Städtebauliche Entwicklung des „Maute-Areals“ in Bisingen

1. Rang / Zur Realisierung empfohlen

citiplan

Stadtplanung / Städtebau

RIEHLE KOETH

Stadtplanung / Städtebau

Erläuterungstext

GESCHICHTE SCHAFFT IDENTITÄT
Die Leitidee dieser Arbeit basiert auf der Überzeugung, dass Identität durch die Auseinandersetzung mit der speziellen Geschichte eines Ortes entsteht. Daher soll der städtebauliche Fußabdruck der industriellen Vornutzung dieses Areals erlebbar bleiben – und zwar unabhängig davon, ob einzelne Gebäude ganz oder teilweise erhalten werden können oder komplett ersetzt werden.

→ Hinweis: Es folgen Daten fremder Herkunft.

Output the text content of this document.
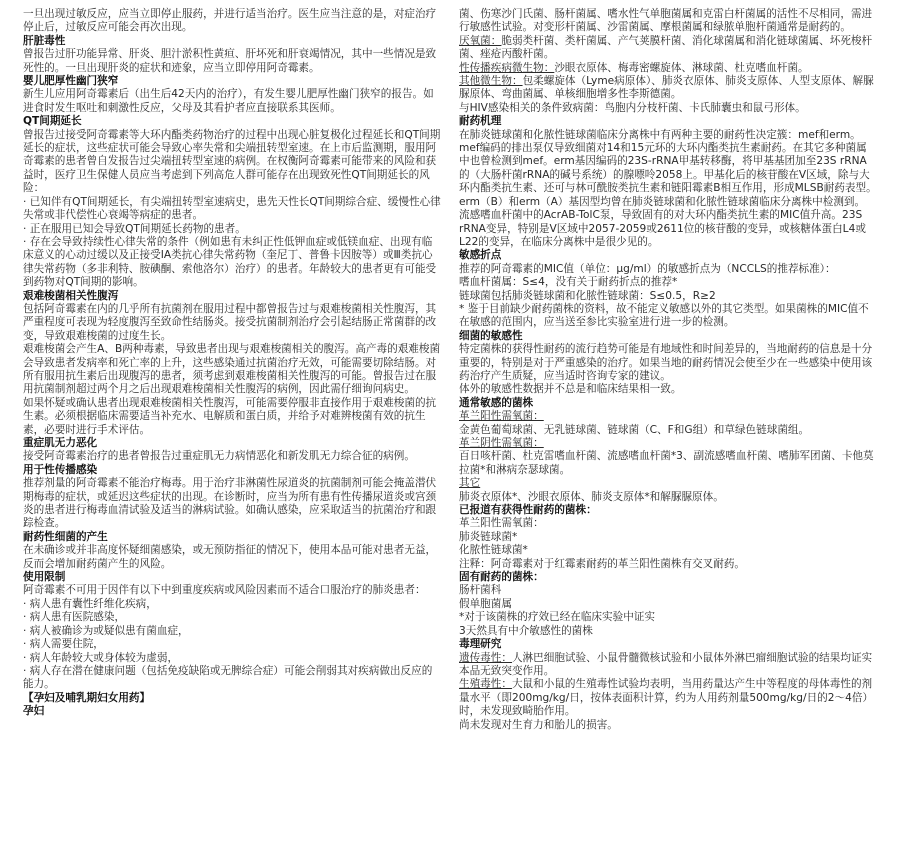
一旦出现过敏反应，应当立即停止服药，并进行适当治疗。医生应当注意的是，对症治疗停止后，过敏反应可能会再次出现。
肝脏毒性
曾报告过肝功能异常、肝炎、胆汁淤积性黄疸、肝坏死和肝衰竭情况，其中一些情况是致死性的。一旦出现肝炎的症状和迹象，应当立即停用阿奇霉素。
婴儿肥厚性幽门狭窄
新生儿应用阿奇霉素后（出生后42天内的治疗），有发生婴儿肥厚性幽门狭窄的报告。如进食时发生呕吐和刺激性反应，父母及其看护者应直接联系其医师。
QT间期延长
曾报告过接受阿奇霉素等大环内酯类药物治疗的过程中出现心脏复极化过程延长和QT间期延长的症状，这些症状可能会导致心率失常和尖端扭转型室速。在上市后监测期，服用阿奇霉素的患者曾自发报告过尖端扭转型室速的病例。在权衡阿奇霉素可能带来的风险和获益时，医疗卫生保健人员应当考虑到下列高危人群可能存在出现致死性QT间期延长的风险：
· 已知伴有QT间期延长，有尖端扭转型室速病史，患先天性长QT间期综合症、缓慢性心律失常或非代偿性心衰竭等病症的患者。
· 正在服用已知会导致QT间期延长药物的患者。
· 存在会导致持续性心律失常的条件（例如患有未纠正性低钾血症或低镁血症、出现有临床意义的心动过缓以及正接受IA类抗心律失常药物（奎尼丁、普鲁卡因胺等）或Ⅲ类抗心律失常药物（多非利特、胺碘酮、索他洛尔）治疗）的患者。年龄较大的患者更有可能受到药物对QT间期的影响。
艰难梭菌相关性腹泻
包括阿奇霉素在内的几乎所有抗菌剂在服用过程中都曾报告过与艰难梭菌相关性腹泻，其严重程度可表现为轻度腹泻至致命性结肠炎。接受抗菌制剂治疗会引起结肠正常菌群的改变，导致艰难梭菌的过度生长。
艰难梭菌会产生A、B两种毒素，导致患者出现与艰难梭菌相关的腹泻。高产毒的艰难梭菌会导致患者发病率和死亡率的上升，这些感染通过抗菌治疗无效，可能需要切除结肠。对所有服用抗生素后出现腹泻的患者，须考虑到艰难梭菌相关性腹泻的可能。曾报告过在服用抗菌制剂超过两个月之后出现艰难梭菌相关性腹泻的病例，因此需仔细询问病史。
如果怀疑或确认患者出现艰难梭菌相关性腹泻，可能需要停服非直接作用于艰难梭菌的抗生素。必须根据临床需要适当补充水、电解质和蛋白质，并给予对难辨梭菌有效的抗生素，必要时进行手术评估。
重症肌无力恶化
接受阿奇霉素治疗的患者曾报告过重症肌无力病情恶化和新发肌无力综合征的病例。
用于性传播感染
推荐剂量的阿奇霉素不能治疗梅毒。用于治疗非淋菌性尿道炎的抗菌制剂可能会掩盖潜伏期梅毒的症状，或延迟这些症状的出现。在诊断时，应当为所有患有性传播尿道炎或宫颈炎的患者进行梅毒血清试验及适当的淋病试验。如确认感染，应采取适当的抗菌治疗和跟踪检查。
耐药性细菌的产生
在未确诊或并非高度怀疑细菌感染，或无预防指征的情况下，使用本品可能对患者无益，反而会增加耐药菌产生的风险。
使用限制
阿奇霉素不可用于因伴有以下中到重度疾病或风险因素而不适合口服治疗的肺炎患者：
· 病人患有囊性纤维化疾病，
· 病人患有医院感染，
· 病人被确诊为或疑似患有菌血症，
· 病人需要住院，
· 病人年龄较大或身体较为虚弱，
· 病人存在潜在健康问题（包括免疫缺陷或无脾综合症）可能会削弱其对疾病做出反应的能力。
【孕妇及哺乳期妇女用药】
孕妇
菌、伤寒沙门氏菌、肠杆菌属、嗜水性气单胞菌属和克雷白杆菌属的活性不尽相同，需进行敏感性试验。对变形杆菌属、沙雷菌属、摩根菌属和绿脓单胞杆菌通常是耐药的。
厌氧菌：脆弱类杆菌、类杆菌属、产气荚膜杆菌、消化球菌属和消化链球菌属、坏死梭杆菌、痤疮丙酸杆菌。
性传播疾病微生物：沙眼衣原体、梅毒密螺旋体、淋球菌、杜克嗜血杆菌。
其他微生物：包柔螺旋体（Lyme病原体）、肺炎衣原体、肺炎支原体、人型支原体、解脲脲原体、弯曲菌属、单核细胞增多性李斯德菌。
与HIV感染相关的条件致病菌：鸟胞内分枝杆菌、卡氏肺囊虫和鼠弓形体。
耐药机理
在肺炎链球菌和化脓性链球菌临床分离株中有两种主要的耐药性决定簇：mef和erm。mef编码的排出泵仅导致细菌对14和15元环的大环内酯类抗生素耐药。在其它多种菌属中也曾检测到mef。erm基因编码的23S-rRNA甲基转移酶，将甲基基团加至23S rRNA的（大肠杆菌rRNA的碱号系统）的腺嘌呤2058上。甲基化后的核苷酸在V区域，除与大环内酯类抗生素、还可与林可酰胺类抗生素和链阳霉素B相互作用，形成MLSB耐药表型。erm（B）和erm（A）基因型均曾在肺炎链球菌和化脓性链球菌临床分离株中检测到。
流感嗜血杆菌中的AcrAB-TolC泵，导致固有的对大环内酯类抗生素的MIC值升高。23S rRNA变异，特别是V区域中2057-2059或2611位的核苷酸的变异，或核糖体蛋白L4或L22的变异，在临床分离株中是很少见的。
敏感折点
推荐的阿奇霉素的MIC值（单位：μg/ml）的敏感折点为（NCCLS的推荐标准）：
嗜血杆菌属：S≤4，没有关于耐药折点的推荐*
链球菌包括肺炎链球菌和化脓性链球菌：S≤0.5，R≥2
* 鉴于目前缺少耐药菌株的资料，故不能定义敏感以外的其它类型。如果菌株的MIC值不在敏感的范围内，应当送至参比实验室进行进一步的检测。
细菌的敏感性
特定菌株的获得性耐药的流行趋势可能是有地域性和时间差异的，当地耐药的信息是十分重要的，特别是对于严重感染的治疗。如果当地的耐药情况会使至少在一些感染中使用该药治疗产生质疑，应当适时咨询专家的建议。
体外的敏感性数据并不总是和临床结果相一致。
通常敏感的菌株
革兰阳性需氧菌：
金黄色葡萄球菌、无乳链球菌、链球菌（C、F和G组）和草绿色链球菌组。
革兰阴性需氧菌：
百日咳杆菌、杜克雷嗜血杆菌、流感嗜血杆菌*3、副流感嗜血杆菌、嗜肺军团菌、卡他莫拉菌*和淋病奈瑟球菌。
其它
肺炎衣原体*、沙眼衣原体、肺炎支原体*和解脲脲原体。
已报道有获得性耐药的菌株：
革兰阳性需氧菌：
肺炎链球菌*
化脓性链球菌*
注释：阿奇霉素对于红霉素耐药的革兰阳性菌株有交叉耐药。
固有耐药的菌株：
肠杆菌科
假单胞菌属
*对于该菌株的疗效已经在临床实验中证实
3天然具有中介敏感性的菌株
毒理研究
遗传毒性：人淋巴细胞试验、小鼠骨髓微核试验和小鼠体外淋巴瘤细胞试验的结果均证实本品无致突变作用。
生殖毒性：大鼠和小鼠的生殖毒性试验均表明，当用药量达产生中等程度的母体毒性的剂量水平（即200mg/kg/日，按体表面积计算，约为人用药剂量500mg/kg/日的2～4倍）时，未发现致畸胎作用。
尚未发现对生育力和胎儿的损害。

Die Würdigung des industriellen Fußabdrucks im Stadtbild verschafft somit eine gewisse Flexibilität, den Erhalt einzelner Gebäudeteile erneut zu prüfen.
Die Auseinandersetzung mit dem Fußabdruck des Gebäudebestands führt gleichsam automatisch zu einer Ablesbarkeit dieser neuen Ortsmitte im Ortsgrundriss, da einer eher dörflich geprägten Umgebung eine starke geometrische Ordnung mit etwas höherer Dichte gegenübergestellt wird.

Städtebau und Freiraum
Der südliche Teil des Plangebiets ist der Leitidee folgend stark geometrisch geordnet, während sich der nördliche Teil eher organisch-dörflich an den Bestand anfügt. Dadurch entsteht ganz selbstverständlich eine Fuge als verbindender Quartiersplatz. Das neue Rathaus sitzt repräsentativ zwischen Quartiersplatz und Rathausplatz und erfüllt gleichzeitig eine wichtige Umlenkfunktion der Achse Marktplatz – Bahnhof über die Eichgasse. Im Anschluss an den Rathausneubau kann ein neuer Kindergarten entstehen, der Teile der Fassade der Magazin-Halle aufnimmt und dadurch ein identitätsstarkes soziales Herz für das neue Quartier bildet.
Wohnkonzepte und Nutzungen
Es wird ein breites Spektrum an zeitgemäßen und innovativen Wohnformen angeboten – vom Reihen- und Doppelhaus über Geschosswohnungen und Loft-Wohnen im (etwaigen) Bestandsgebäude bis hin zum Mehrgenerationenhaus als Baugemeinschaft oder Genossenschaft in der Nachbarschaft des Kindergartens. Gerade diese altersgerechten und altersgemischten Wohnformen bieten ein großes Potenzial, in zentraler Lage Angebote zu schaffen, durch die Einfamilienhäuser in den umliegenden Siedlungen für die nächste Generation freigemacht werden können.
Ergänzende Nutzungen sind Büros, Dienstleistungen und Praxen (oder ggf. auch Beherbergungsgewerbe) entlang der Bahnhofstraße.
Erschließung und Mobilität
Das Quartier ist im Innern weitgehend autofrei vorgesehen und bietet dadurch vielfältige Aufenthaltsqualitäten und Wegevernetzungen für Füßgänger*innen und Radfahrer*innen. Die vorgesehenen Tiefgaragen sind von den Rändern des Quartiers aus erreichbar, ebenso die öffentlichen Stellplätze, so dass das Quartiersinnere von ruhendem Verkehr entlastet wird. Es wird vorgeschlagen, hierzu auch die Parkierung für Reihen- und Doppelhäuser über die Tiefgaragen abzuwickeln.
Wirtschaftlichkeit und Nachhaltigkeit
Der Entwurf berücksichtigt unterschiedliche Aspekte der Wirtschaftlichkeit und Nachhaltigkeit: Neue Erschließungsstraßen werden weitgehend vermieden, Möglichkeiten zur Nutzung grauer Energie aufgezeigt. Darüber hinaus bietet er eine angemessene Dichte in zentraler Lage an, kompakte Baukörper, PV-freundliche und begrünbare Dachflächen sowie – durch die Reduktion der Kfz-Flächen gute Voraussetzungen für wasserdurchlässige Bodenbeläge. So schafft der Entwurf Identität durch die Befassung mit der Geschichte des Ortes – und weist doch in die Zukunft.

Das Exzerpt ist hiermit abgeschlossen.